Personal information
- Born: Սիրանուշ Անդրիասյան January 4, 1986 (age 40) Ejmiatsin, Armenia

Chess career
- Country: Armenia
- Title: Woman International Master (2005)
- Peak rating: 2300 (December 2019)

= Siranush Andriasian =

Armenian chess International Master

Siranush Andriasian (Սիրանուշ Անդրիասյան, born 4 January 1986) is an Armenian chess International Master. She is a three-time Armenian Women Chess Champion and has won a bronze medal at the European Team Chess Championship for Armenia.

==Career==
Andriasian was awarded the FIDE Woman International Master title in 2005. She won the under-10 girls Armenian Championship in 1994 and 1995, the under-14 girls Armenian Championship in 1999 and 2000, and the under-18 girls Armenian Championship in 2001 and 2004. At the under-10 European Youth Chess Championship, Andriasian came in third place. Andriasian won the senior Armenian Chess Championship thrice in 2006, 2007 and 2011. She was also the runner-up in 2004 and 2005.
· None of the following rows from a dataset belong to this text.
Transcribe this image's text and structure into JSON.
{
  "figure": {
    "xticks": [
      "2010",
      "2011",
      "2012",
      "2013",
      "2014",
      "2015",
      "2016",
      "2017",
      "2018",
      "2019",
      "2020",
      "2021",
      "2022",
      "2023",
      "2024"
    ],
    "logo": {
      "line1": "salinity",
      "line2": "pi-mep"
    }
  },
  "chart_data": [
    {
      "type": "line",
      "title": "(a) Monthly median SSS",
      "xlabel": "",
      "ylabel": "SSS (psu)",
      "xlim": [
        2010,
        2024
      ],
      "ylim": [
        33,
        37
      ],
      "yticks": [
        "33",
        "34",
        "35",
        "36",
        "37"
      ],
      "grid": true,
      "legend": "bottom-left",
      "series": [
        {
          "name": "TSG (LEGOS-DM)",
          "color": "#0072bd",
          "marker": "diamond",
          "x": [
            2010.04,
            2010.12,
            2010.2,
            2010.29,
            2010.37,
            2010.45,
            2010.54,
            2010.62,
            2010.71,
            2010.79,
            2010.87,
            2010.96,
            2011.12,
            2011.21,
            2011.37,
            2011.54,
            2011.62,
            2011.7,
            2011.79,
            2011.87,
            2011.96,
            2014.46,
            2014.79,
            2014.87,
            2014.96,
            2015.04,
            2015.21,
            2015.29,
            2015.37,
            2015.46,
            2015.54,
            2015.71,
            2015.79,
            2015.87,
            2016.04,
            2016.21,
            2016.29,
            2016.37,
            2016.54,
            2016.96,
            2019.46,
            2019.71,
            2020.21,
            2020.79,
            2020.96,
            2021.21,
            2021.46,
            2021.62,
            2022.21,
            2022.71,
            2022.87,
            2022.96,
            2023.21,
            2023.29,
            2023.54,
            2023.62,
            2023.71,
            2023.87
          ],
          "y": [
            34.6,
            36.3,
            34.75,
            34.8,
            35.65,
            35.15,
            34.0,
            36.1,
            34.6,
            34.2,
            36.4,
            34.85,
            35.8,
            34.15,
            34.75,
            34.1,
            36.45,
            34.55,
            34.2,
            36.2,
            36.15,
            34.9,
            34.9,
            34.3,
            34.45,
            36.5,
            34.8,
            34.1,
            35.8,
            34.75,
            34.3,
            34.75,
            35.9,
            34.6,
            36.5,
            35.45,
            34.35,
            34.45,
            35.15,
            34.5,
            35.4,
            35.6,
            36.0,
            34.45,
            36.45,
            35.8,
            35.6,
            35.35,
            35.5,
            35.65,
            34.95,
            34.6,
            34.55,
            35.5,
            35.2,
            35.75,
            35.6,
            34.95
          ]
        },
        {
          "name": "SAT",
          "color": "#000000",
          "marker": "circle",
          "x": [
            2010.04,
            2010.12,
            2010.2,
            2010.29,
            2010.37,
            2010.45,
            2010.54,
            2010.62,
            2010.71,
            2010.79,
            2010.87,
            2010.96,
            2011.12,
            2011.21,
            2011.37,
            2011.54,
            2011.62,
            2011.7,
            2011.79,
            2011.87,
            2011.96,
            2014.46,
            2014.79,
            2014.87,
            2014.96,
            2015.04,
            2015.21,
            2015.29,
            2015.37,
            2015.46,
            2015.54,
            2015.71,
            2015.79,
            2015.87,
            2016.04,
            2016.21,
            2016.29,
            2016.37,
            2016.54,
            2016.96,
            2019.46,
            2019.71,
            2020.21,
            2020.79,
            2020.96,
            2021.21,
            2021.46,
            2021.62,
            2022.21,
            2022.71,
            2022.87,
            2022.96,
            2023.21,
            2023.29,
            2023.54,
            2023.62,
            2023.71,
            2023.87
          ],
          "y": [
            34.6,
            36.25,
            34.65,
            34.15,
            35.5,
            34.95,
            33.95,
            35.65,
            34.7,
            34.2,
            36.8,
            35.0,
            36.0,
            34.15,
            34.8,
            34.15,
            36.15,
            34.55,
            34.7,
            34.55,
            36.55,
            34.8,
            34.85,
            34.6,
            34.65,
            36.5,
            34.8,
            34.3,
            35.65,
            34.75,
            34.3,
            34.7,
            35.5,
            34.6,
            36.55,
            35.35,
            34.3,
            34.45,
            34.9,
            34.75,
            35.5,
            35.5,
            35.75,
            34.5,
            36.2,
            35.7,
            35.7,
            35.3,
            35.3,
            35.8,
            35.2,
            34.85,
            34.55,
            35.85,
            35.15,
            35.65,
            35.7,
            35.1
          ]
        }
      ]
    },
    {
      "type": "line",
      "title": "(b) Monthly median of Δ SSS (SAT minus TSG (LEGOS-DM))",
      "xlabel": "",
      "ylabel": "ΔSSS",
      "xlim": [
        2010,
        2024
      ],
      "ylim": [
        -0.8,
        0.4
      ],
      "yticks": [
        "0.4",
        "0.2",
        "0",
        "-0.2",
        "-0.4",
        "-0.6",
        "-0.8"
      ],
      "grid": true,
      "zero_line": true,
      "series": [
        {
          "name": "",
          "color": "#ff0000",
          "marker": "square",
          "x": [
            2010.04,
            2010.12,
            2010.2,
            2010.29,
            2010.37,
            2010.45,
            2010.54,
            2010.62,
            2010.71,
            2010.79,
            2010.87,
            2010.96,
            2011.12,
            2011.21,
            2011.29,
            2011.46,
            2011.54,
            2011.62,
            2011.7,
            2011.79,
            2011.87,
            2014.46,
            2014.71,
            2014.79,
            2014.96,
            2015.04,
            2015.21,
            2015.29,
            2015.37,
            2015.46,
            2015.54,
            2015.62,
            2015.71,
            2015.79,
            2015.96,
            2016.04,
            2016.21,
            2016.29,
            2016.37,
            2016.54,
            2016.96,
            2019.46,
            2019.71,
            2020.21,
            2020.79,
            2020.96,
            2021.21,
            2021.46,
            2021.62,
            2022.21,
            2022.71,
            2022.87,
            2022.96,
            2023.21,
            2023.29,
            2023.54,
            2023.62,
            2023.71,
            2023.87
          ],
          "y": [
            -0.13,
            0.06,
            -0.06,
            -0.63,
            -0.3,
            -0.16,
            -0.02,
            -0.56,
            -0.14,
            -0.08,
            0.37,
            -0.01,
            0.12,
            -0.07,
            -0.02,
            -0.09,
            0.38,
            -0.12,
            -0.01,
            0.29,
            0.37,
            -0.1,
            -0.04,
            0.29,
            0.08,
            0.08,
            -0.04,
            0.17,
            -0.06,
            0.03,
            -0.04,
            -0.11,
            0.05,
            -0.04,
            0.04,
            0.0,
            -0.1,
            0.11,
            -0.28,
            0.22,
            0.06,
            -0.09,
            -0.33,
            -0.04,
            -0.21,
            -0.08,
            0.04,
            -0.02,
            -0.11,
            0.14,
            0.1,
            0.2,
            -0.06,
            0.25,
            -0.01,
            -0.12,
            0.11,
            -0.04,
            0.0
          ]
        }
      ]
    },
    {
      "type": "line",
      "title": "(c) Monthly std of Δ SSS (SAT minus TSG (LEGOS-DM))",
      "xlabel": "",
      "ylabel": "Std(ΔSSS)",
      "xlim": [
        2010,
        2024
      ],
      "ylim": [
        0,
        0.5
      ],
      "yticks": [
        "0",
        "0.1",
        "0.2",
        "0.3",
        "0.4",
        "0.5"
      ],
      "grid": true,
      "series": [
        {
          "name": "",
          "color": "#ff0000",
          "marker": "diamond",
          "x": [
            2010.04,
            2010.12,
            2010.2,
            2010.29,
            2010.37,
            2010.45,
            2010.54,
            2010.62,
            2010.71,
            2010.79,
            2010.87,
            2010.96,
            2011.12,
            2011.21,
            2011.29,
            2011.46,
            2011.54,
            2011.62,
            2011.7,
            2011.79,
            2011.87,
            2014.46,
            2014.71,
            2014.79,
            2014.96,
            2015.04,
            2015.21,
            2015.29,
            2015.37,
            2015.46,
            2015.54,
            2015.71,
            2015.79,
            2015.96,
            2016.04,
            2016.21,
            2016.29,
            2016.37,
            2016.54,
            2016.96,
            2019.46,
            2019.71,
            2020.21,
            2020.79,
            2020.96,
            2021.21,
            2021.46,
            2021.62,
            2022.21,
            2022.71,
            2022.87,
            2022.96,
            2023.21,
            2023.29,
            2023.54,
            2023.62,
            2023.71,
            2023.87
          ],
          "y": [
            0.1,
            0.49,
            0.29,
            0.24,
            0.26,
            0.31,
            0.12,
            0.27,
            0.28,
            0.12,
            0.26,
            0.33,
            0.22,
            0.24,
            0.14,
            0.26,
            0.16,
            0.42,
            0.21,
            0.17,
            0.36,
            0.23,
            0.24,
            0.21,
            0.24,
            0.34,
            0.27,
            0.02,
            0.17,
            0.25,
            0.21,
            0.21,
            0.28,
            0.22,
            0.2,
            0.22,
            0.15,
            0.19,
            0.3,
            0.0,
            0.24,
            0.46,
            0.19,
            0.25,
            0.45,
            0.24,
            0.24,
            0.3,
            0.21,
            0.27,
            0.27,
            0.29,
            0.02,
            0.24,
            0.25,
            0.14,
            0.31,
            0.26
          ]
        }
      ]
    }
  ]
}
She won a bronze medal with the Armenia women national chess team at the European Team Chess Championship 2007. Andriasian also competed at the European Team Championship in 2005 and 2009 and at the World Team Chess Championship in 2007 and 2009. At the Chess Olympiad, Andriasian represented the Armenian team at the 36th Chess Olympiad, 37th Chess Olympiad and 38th Chess Olympiad.

== Achievements ==
- 1994, 1995: Won Girls Under-10 Armenian Championship;
- 1995: Third place in European Youth Chess Championship, Under-10;
- 1999, 2000: Won Girls Under-14 Armenian Championship;
- 2001, 2004: Won Girls Under-18 Armenian Championship;
- 2004: Became women's Vice-champion of Armenia;
- 2005: 3rd place at the women's championship of Armenia;
- 2006, 2007, 2011: Women's Champion of Armenia;
- 2007: Bronze medal at the European Team Chess Championship.